Kaura, Arminder S., B.A.; Berlin, Nicholas L., M.D., M.P.H.; Momoh, Adeyiza O., M.D.; Kozlow, Jeffrey H., M.D., M.S.

Plastic and Reconstructive Surgery: December 2018 - Volume 142 - Issue 6 - p 1653–1661
doi: 10.1097/PRS.0000000000005013
Plastic Surgery Focus: Special Topics

Background: Existing data suggest decreased willingness of plastic surgeons to participate in Medicare and Medicaid. Significant disparities exist in Medicare and Medicaid reimbursement for various general surgical procedures. The aims of this study were to investigate variations in Medicare and Medicaid reimbursement across the nation for common plastic surgery procedures.

Methods: Medicare and Medicaid reimbursement data for 2017 were obtained by means of the Centers for Medicare & Medicaid Services and publicly available fee schedules from each state, respectively, for eight common plastic surgery procedures. The difference in Medicare and Medicaid reimbursement was calculated across all states. The difference in value ascribed to each procedure was determined by comparing the payment from each payer to the work relative value units.

Results: Medicaid reimbursement rates were significantly lower for the selected procedures, with a median national discount of −25 percent ($16.09 per work relative value unit) compared to Medicare.
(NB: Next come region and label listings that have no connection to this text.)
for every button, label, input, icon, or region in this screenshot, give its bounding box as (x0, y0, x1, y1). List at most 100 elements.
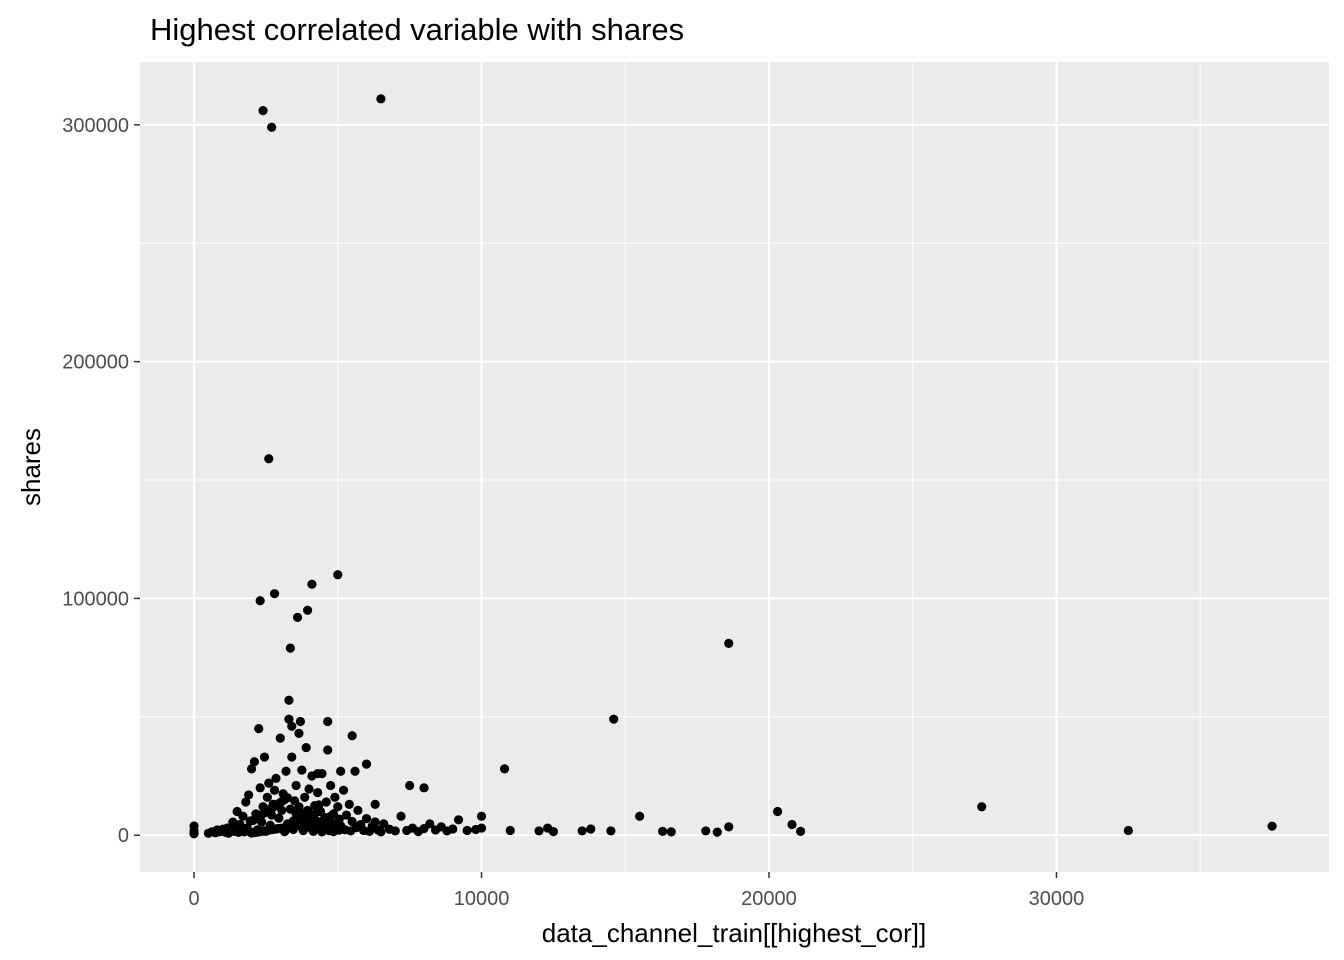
data-point (448, 824, 458, 834)
data-point (305, 823, 316, 833)
data-point (304, 784, 314, 794)
data-point (238, 811, 248, 821)
data-point (330, 792, 340, 802)
y-axis-ticks: 0 100000 200000 300000 (62, 115, 140, 847)
data-point (390, 826, 400, 836)
data-point (350, 766, 360, 776)
data-point (246, 764, 257, 774)
data-point (548, 827, 558, 837)
data-point (291, 809, 301, 819)
data-point (1123, 825, 1133, 836)
data-point (284, 695, 294, 705)
data-point (505, 825, 515, 836)
data-point (262, 792, 272, 802)
x-tick-label: 20000 (741, 888, 797, 910)
data-point (297, 822, 307, 832)
data-point (307, 579, 317, 589)
y-tick-label: 300000 (62, 115, 129, 137)
data-point (297, 765, 307, 775)
y-tick-label: 100000 (62, 588, 129, 610)
data-point (269, 785, 280, 795)
data-point (724, 822, 734, 832)
data-point (287, 721, 297, 731)
data-point (425, 819, 435, 829)
data-point (347, 731, 357, 741)
data-point (274, 813, 284, 823)
data-point (241, 797, 251, 807)
data-point (341, 810, 352, 820)
data-point (321, 797, 331, 807)
data-point (476, 823, 487, 833)
data-point (271, 773, 281, 783)
data-point (361, 814, 372, 824)
data-point (258, 106, 268, 116)
data-point (249, 757, 260, 767)
data-point (379, 819, 389, 829)
y-axis-title: shares (16, 428, 46, 506)
data-point (294, 728, 304, 738)
data-point (284, 714, 294, 724)
data-point (499, 764, 510, 774)
data-point (609, 714, 619, 724)
data-point (344, 799, 354, 810)
data-point (292, 612, 303, 622)
x-tick-label: 10000 (454, 888, 510, 910)
data-point (287, 752, 297, 762)
minor-gridlines (140, 62, 1329, 872)
data-point (323, 745, 333, 755)
data-point (294, 802, 304, 812)
data-point (285, 643, 295, 653)
data-point (1267, 821, 1277, 831)
data-point (255, 783, 265, 793)
data-point (259, 752, 270, 762)
data-point (724, 638, 734, 648)
data-point (275, 733, 285, 743)
data-point (476, 811, 487, 821)
data-point (977, 802, 987, 812)
data-point (635, 811, 645, 821)
data-point (796, 826, 806, 836)
plot-panel (140, 62, 1329, 872)
data-point (586, 824, 596, 834)
data-point (189, 821, 199, 831)
data-point (288, 816, 298, 826)
data-point (244, 790, 254, 800)
data-point (534, 826, 544, 836)
data-point (300, 814, 310, 824)
data-point (370, 817, 380, 827)
data-point (376, 827, 386, 837)
x-tick-label: 30000 (1029, 888, 1085, 910)
data-point (453, 815, 464, 825)
data-point (269, 589, 280, 599)
y-tick-label: 0 (118, 825, 129, 847)
data-point (336, 766, 346, 776)
data-point (701, 826, 711, 836)
x-axis-title: data_channel_train[[highest_cor]] (542, 918, 927, 948)
data-point (712, 827, 722, 837)
data-point (314, 800, 324, 810)
data-point (282, 793, 293, 803)
data-point (338, 785, 349, 795)
data-point (325, 811, 336, 821)
data-point (370, 799, 380, 810)
data-points (189, 94, 1277, 839)
data-point (301, 742, 311, 753)
data-point (334, 825, 344, 835)
x-tick-label: 0 (188, 888, 199, 910)
data-point (666, 827, 676, 837)
data-point (333, 802, 343, 812)
data-point (291, 780, 301, 791)
data-point (254, 724, 264, 734)
data-point (606, 826, 616, 836)
data-point (462, 825, 472, 836)
data-point (313, 769, 323, 779)
data-point (264, 454, 274, 464)
data-point (308, 815, 318, 825)
data-point (313, 787, 323, 798)
data-point (311, 807, 321, 818)
data-point (264, 778, 274, 788)
data-point (376, 94, 386, 104)
chart-title: Highest correlated variable with shares (150, 12, 684, 47)
data-point (773, 806, 783, 817)
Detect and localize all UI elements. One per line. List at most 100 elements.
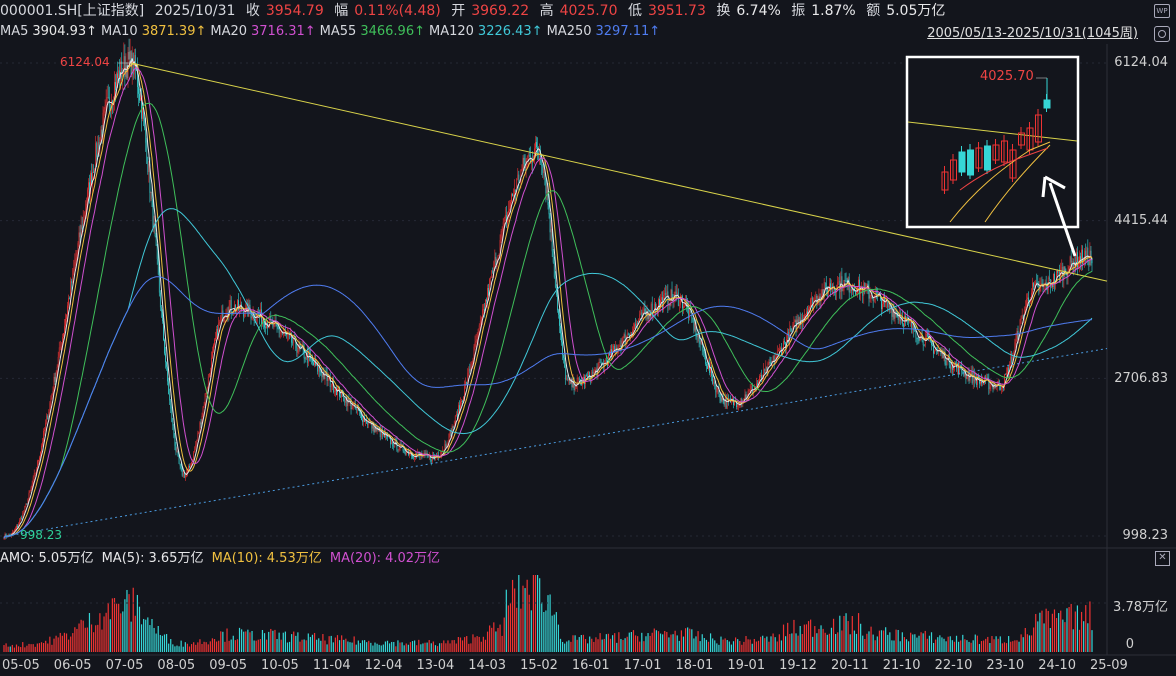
candle-body bbox=[44, 429, 46, 431]
volume-bar bbox=[3, 645, 5, 652]
volume-bar bbox=[297, 632, 299, 652]
candle-body bbox=[145, 127, 147, 143]
candle-body bbox=[598, 361, 600, 367]
candle-body bbox=[874, 291, 876, 298]
volume-bar bbox=[266, 639, 268, 652]
symbol-label[interactable]: 000001.SH[上证指数] bbox=[0, 3, 145, 19]
volume-bar bbox=[989, 642, 991, 652]
volume-bar bbox=[1001, 643, 1003, 652]
candle-body bbox=[445, 444, 447, 447]
candle-body bbox=[681, 296, 682, 298]
ma120-line bbox=[3, 208, 1093, 539]
candle-body bbox=[870, 294, 872, 296]
candle-body bbox=[115, 82, 116, 90]
candle-body bbox=[648, 314, 650, 320]
candle-body bbox=[456, 413, 458, 420]
candle-body bbox=[84, 210, 86, 216]
date-range-selector[interactable]: 2005/05/13-2025/10/31(1045周) bbox=[927, 26, 1138, 41]
ma-legend: MA5 3904.93↑ MA10 3871.39↑ MA20 3716.31↑ MA55 3… bbox=[0, 22, 1176, 42]
candle-body bbox=[152, 199, 154, 229]
candle-body bbox=[390, 437, 392, 445]
candle-body bbox=[455, 413, 457, 416]
volume-bar bbox=[295, 635, 297, 652]
candle-body bbox=[463, 396, 464, 402]
volume-bar bbox=[105, 612, 107, 652]
volume-bar bbox=[801, 634, 803, 652]
candle-body bbox=[329, 376, 331, 388]
volume-bar bbox=[434, 645, 437, 652]
candle-body bbox=[307, 352, 309, 363]
vol-ma10-label: MA(10): bbox=[211, 551, 263, 566]
candle-body bbox=[1013, 352, 1015, 355]
candle-body bbox=[823, 282, 825, 297]
volume-bar bbox=[388, 643, 391, 652]
volume-bar bbox=[922, 633, 924, 652]
candle-body bbox=[168, 381, 170, 394]
volume-bar bbox=[653, 628, 655, 652]
volume-bar bbox=[739, 640, 741, 652]
volume-bar bbox=[559, 638, 562, 652]
candle-body bbox=[1046, 283, 1048, 291]
volume-bar bbox=[9, 646, 11, 652]
candle-body bbox=[892, 309, 894, 317]
candle-body bbox=[694, 322, 696, 331]
candle-body bbox=[782, 349, 783, 356]
candle-body bbox=[577, 378, 579, 380]
volume-bar bbox=[1074, 611, 1076, 652]
candle-body bbox=[1079, 256, 1080, 265]
candle-body bbox=[417, 452, 419, 456]
volume-bar bbox=[847, 621, 849, 652]
volume-bar bbox=[211, 638, 214, 652]
time-tick: 09-05 bbox=[209, 658, 248, 673]
volume-bar bbox=[247, 629, 249, 652]
candle-body bbox=[1019, 319, 1021, 335]
volume-bar bbox=[835, 634, 837, 652]
candle-body bbox=[891, 307, 893, 317]
candle-body bbox=[363, 416, 364, 422]
candle-body bbox=[1017, 331, 1019, 341]
volume-bar bbox=[678, 640, 680, 652]
close-icon[interactable]: ✕ bbox=[1155, 551, 1170, 566]
time-tick: 14-03 bbox=[468, 658, 507, 673]
candle-body bbox=[691, 309, 693, 319]
candle-body bbox=[220, 316, 222, 322]
quote-header: 000001.SH[上证指数] 2025/10/31 收 3954.79 幅 0.1… bbox=[0, 0, 1176, 22]
volume-bar bbox=[774, 637, 776, 652]
candle-body bbox=[1058, 271, 1060, 273]
volume-bar bbox=[645, 636, 647, 652]
candle-body bbox=[756, 383, 757, 388]
volume-bar bbox=[1085, 605, 1087, 652]
candle-body bbox=[731, 400, 732, 402]
candle-body bbox=[474, 342, 476, 347]
volume-bar bbox=[143, 618, 145, 652]
volume-bar bbox=[764, 638, 766, 652]
candle-body bbox=[193, 452, 195, 461]
candle-body bbox=[965, 371, 967, 379]
volume-bar bbox=[920, 632, 922, 652]
wp-icon[interactable]: WP bbox=[1154, 4, 1170, 18]
volume-bar bbox=[905, 639, 908, 652]
settings-icon[interactable] bbox=[1154, 26, 1170, 42]
candle-body bbox=[1036, 282, 1038, 283]
volume-bar bbox=[316, 639, 318, 652]
volume-bar bbox=[1043, 623, 1045, 652]
volume-bar bbox=[484, 639, 487, 652]
volume-bar bbox=[88, 613, 91, 652]
volume-bar bbox=[268, 631, 270, 652]
volume-bar bbox=[670, 634, 672, 652]
candle-body bbox=[430, 460, 432, 462]
inset-ma20-line bbox=[984, 144, 1051, 223]
ma-value-ma120: 3226.43↑ bbox=[477, 24, 543, 39]
candle-body bbox=[197, 432, 199, 441]
volume-bar bbox=[274, 629, 276, 652]
volume-bar bbox=[178, 646, 180, 652]
candle-body bbox=[1023, 309, 1025, 320]
volume-bar bbox=[864, 638, 866, 652]
candle-body bbox=[180, 465, 182, 469]
candle-body bbox=[796, 319, 798, 332]
volume-bar bbox=[664, 630, 666, 652]
volume-bar bbox=[489, 625, 491, 652]
volume-bar bbox=[72, 633, 74, 652]
support-trendline bbox=[6, 348, 1108, 537]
There were higher median rates of reimbursement per work relative value unit by Medicaid in only five states when compared to Medicare. Significant variations of more than 15 percent in the Medicaid-to-Medicare reimbursement ratios between our selected procedures were identified in 28 states.
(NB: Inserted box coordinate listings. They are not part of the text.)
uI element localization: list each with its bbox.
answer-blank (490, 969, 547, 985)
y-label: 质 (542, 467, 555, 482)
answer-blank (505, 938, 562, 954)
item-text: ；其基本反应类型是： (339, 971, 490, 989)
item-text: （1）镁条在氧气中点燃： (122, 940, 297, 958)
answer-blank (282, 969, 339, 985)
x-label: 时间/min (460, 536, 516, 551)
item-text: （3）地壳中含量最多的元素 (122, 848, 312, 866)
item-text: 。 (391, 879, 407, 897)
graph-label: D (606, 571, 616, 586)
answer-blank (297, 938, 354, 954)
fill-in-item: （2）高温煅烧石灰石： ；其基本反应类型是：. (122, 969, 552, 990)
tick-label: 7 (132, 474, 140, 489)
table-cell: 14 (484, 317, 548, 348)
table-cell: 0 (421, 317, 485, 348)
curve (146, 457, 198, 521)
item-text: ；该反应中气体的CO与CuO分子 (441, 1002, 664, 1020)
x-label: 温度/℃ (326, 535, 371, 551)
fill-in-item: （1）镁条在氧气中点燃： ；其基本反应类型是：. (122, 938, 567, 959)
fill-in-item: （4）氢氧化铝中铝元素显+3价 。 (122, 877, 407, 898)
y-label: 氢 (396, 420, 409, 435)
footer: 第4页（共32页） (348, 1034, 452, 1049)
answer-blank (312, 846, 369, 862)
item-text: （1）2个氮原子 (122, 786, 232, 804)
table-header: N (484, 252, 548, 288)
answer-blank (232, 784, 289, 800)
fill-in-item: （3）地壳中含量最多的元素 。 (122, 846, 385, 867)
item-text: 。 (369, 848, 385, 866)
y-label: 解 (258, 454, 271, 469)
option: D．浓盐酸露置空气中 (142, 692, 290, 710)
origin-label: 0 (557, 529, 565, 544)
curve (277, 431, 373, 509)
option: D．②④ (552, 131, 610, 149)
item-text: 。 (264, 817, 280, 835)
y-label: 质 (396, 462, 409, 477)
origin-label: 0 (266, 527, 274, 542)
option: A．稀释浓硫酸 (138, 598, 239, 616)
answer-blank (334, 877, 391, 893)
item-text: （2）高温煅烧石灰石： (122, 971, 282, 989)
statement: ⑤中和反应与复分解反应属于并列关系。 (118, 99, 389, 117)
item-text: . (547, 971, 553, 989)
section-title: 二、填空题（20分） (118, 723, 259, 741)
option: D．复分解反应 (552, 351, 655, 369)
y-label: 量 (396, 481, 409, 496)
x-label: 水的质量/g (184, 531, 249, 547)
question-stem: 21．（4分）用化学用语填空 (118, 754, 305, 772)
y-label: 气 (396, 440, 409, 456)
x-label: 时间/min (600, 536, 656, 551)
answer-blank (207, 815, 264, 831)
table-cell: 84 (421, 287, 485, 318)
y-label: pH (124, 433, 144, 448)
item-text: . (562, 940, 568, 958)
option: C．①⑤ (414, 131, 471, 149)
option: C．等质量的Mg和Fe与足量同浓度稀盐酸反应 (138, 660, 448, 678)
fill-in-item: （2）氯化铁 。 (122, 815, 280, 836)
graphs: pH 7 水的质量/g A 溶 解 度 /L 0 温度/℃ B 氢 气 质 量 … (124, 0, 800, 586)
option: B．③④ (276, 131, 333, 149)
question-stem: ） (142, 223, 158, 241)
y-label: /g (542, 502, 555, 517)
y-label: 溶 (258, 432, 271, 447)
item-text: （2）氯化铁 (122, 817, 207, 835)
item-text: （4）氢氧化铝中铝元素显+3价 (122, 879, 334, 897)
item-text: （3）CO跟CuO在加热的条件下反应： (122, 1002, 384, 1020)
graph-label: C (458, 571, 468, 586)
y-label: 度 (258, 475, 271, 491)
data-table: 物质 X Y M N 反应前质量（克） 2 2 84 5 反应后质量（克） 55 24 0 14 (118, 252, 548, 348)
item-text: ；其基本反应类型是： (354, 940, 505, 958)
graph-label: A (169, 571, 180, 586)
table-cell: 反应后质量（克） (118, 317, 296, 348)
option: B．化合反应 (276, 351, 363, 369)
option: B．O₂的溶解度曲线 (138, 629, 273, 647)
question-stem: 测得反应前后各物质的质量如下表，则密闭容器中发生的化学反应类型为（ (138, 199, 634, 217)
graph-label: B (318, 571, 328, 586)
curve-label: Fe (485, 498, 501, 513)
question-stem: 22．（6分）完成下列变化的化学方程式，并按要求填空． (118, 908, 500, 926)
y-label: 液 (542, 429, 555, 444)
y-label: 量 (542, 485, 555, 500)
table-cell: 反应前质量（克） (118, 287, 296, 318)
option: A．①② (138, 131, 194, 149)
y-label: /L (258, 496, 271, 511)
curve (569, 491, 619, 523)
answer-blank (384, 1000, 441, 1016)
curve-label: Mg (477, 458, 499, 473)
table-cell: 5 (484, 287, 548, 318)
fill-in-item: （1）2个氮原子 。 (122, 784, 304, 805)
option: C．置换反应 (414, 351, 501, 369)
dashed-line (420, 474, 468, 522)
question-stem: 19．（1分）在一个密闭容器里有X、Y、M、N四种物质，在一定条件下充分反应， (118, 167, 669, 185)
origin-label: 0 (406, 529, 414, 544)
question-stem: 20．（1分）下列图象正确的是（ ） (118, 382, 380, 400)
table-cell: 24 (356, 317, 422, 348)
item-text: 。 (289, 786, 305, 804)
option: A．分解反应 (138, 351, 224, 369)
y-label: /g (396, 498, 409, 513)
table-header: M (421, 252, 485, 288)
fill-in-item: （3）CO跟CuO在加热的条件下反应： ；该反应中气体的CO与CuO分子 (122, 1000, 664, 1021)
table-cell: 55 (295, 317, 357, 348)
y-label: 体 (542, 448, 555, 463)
Conclusions: Variations exist between Medicare and Medicaid reimbursement for common plastic surgery procedures. The within-state variations in Medicaid reimbursement are likely reflective of important yet nontransparent differences in determining Medicaid reimbursement. These variations likely affect access to care for underserved populations. Professional societies should continue to convey the value of these important procedures and raise awareness regarding disparities in access to care.

Rochester and Ann Arbor, Mich.

From the Oakland University William Beaumont School of Medicine; and the Section of Plastic Surgery, Department of Surgery, University of Michigan.

Received for publication October 17, 2017; accepted May 22, 2018.

Disclosure: The authors have no financial interest to declare in relation to the content of this article.